(RSF/IFEX) – The following is an RSF press release: For immediate release Wednesday 10 May 2000 Pham Thai is free The Vietnamese journalist and dissident, 80, has left prison On 30 April 2000, after five years in detention – and six years before the end of his sentence – Vietnamese journalist and dissident Nguyen Ngoc […]

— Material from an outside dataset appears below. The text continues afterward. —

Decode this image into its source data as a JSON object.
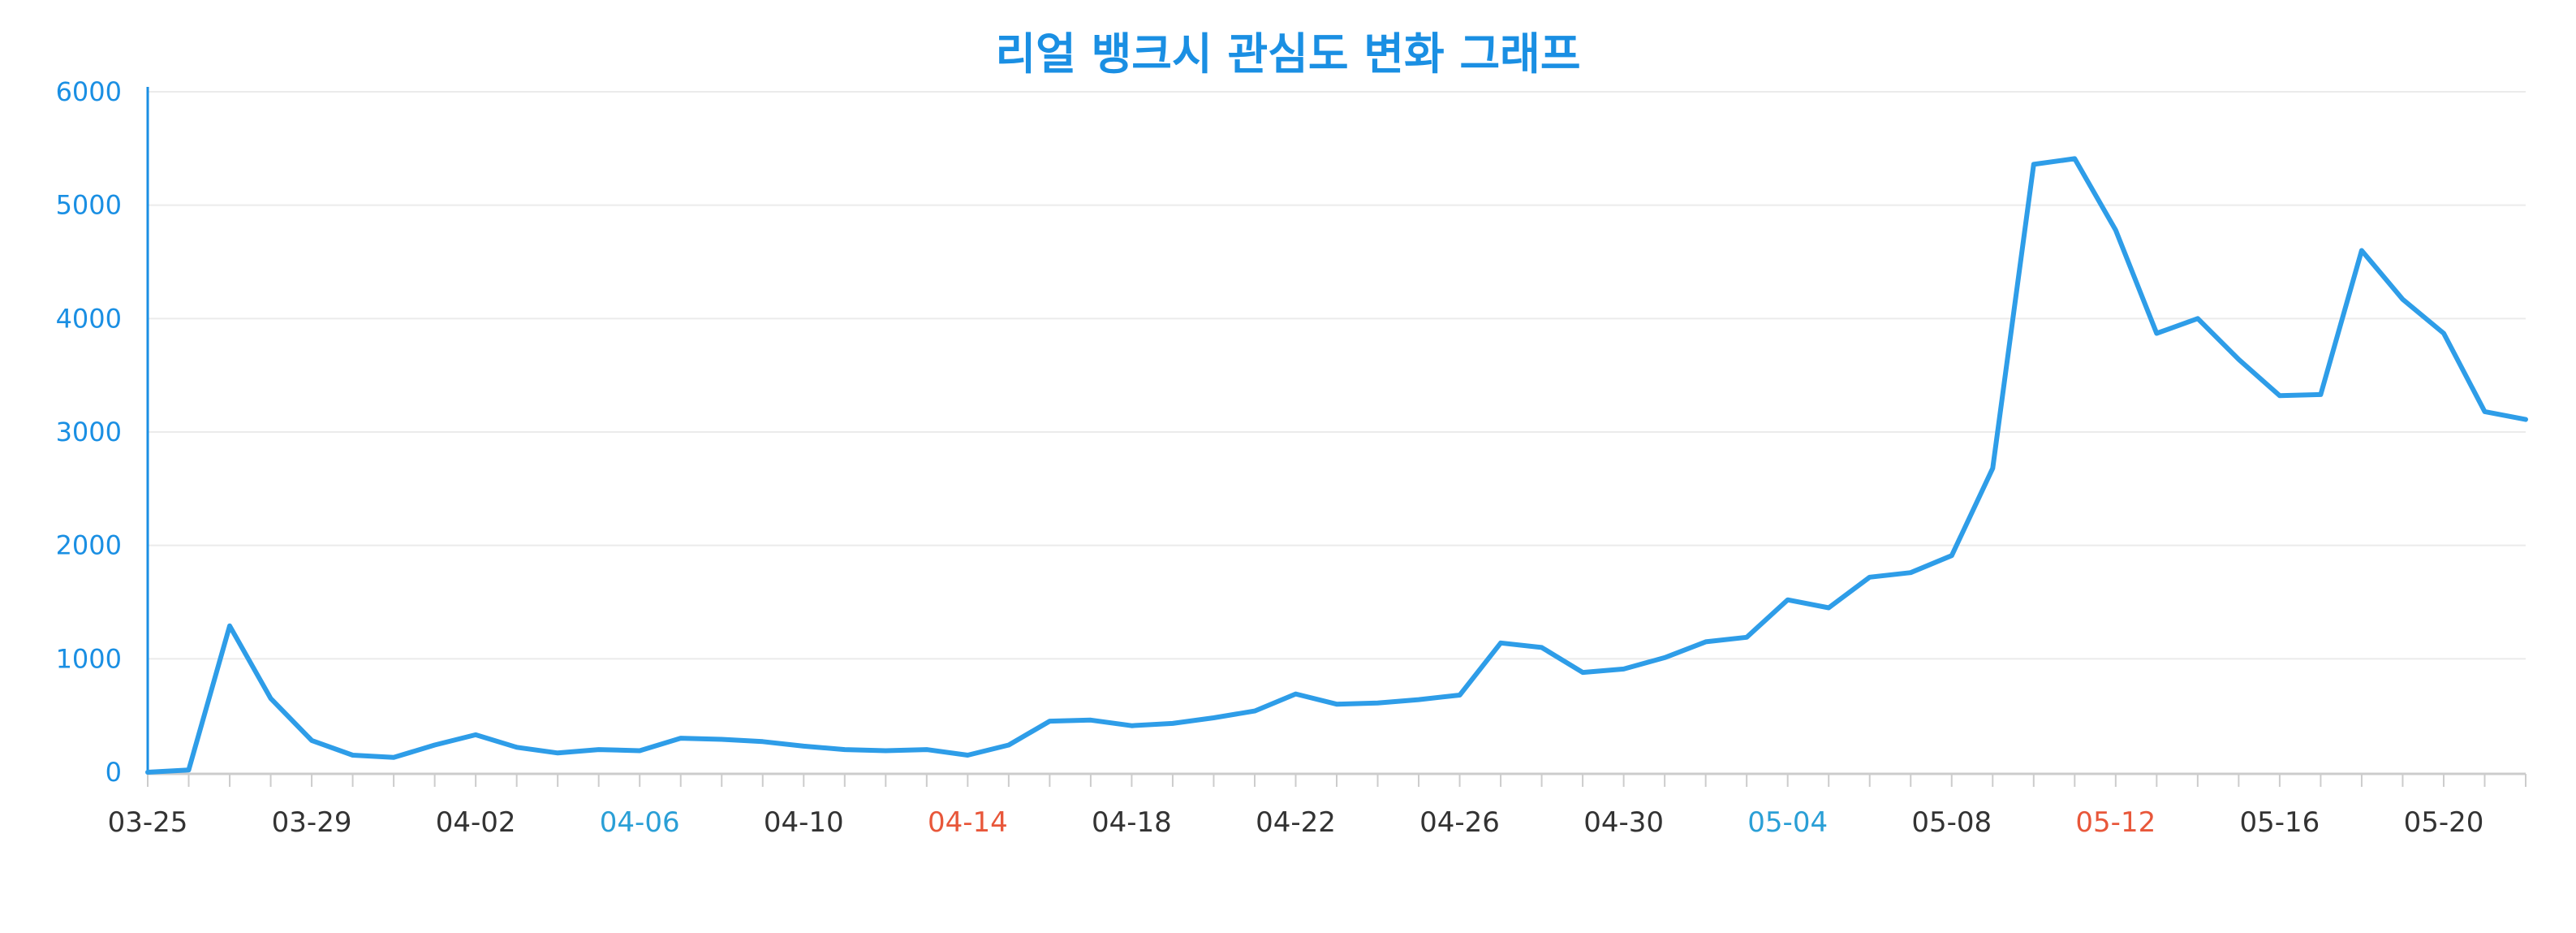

(RSF/IFEX) – The following is an RSF press release:
For immediate release
Wednesday 10 May 2000
Pham Thai is free
The Vietnamese journalist and dissident, 80, has left prison
On 30 April 2000, after five years in detention – and six years before the end of his sentence – Vietnamese journalist and dissident Nguyen Ngoc Tan, known under his pen name, Pham Thai, was released from the Ham Tan work camp (north-east of Ho Chi Minh City). The journalist, who is 80 years old, is gravely ill and was allegedly released on humanitarian grounds.
Reporters sans frontières welcomes this release, of course, but regrets that it did not come sooner. A journalist and activist with the human rights organisation Movement for the Unity of the People and Construction of Democracy, he was arrested in 1995 and sentenced to eleven years in prison for “conspiring against the socialist power”. Pham Thai fought for press freedom, non-existent in Vietnam, with Nguyen Dinh Huy, notably, who remains jailed. Reporters sans frontières asks that the Vietnamese authorities release this defender of press freedom, who is still being held at the Ham Tan camp and suffers from Parkinson’s disease. He is the last imprisoned journalist in the country.
Despite Reporters sans frontières’ repeated appeals, Pham Thai never received adequate medical care. Today he is back in Ho Chi Minh City, and suffers from diabetes, painful rheumatism attacks, and lung infections.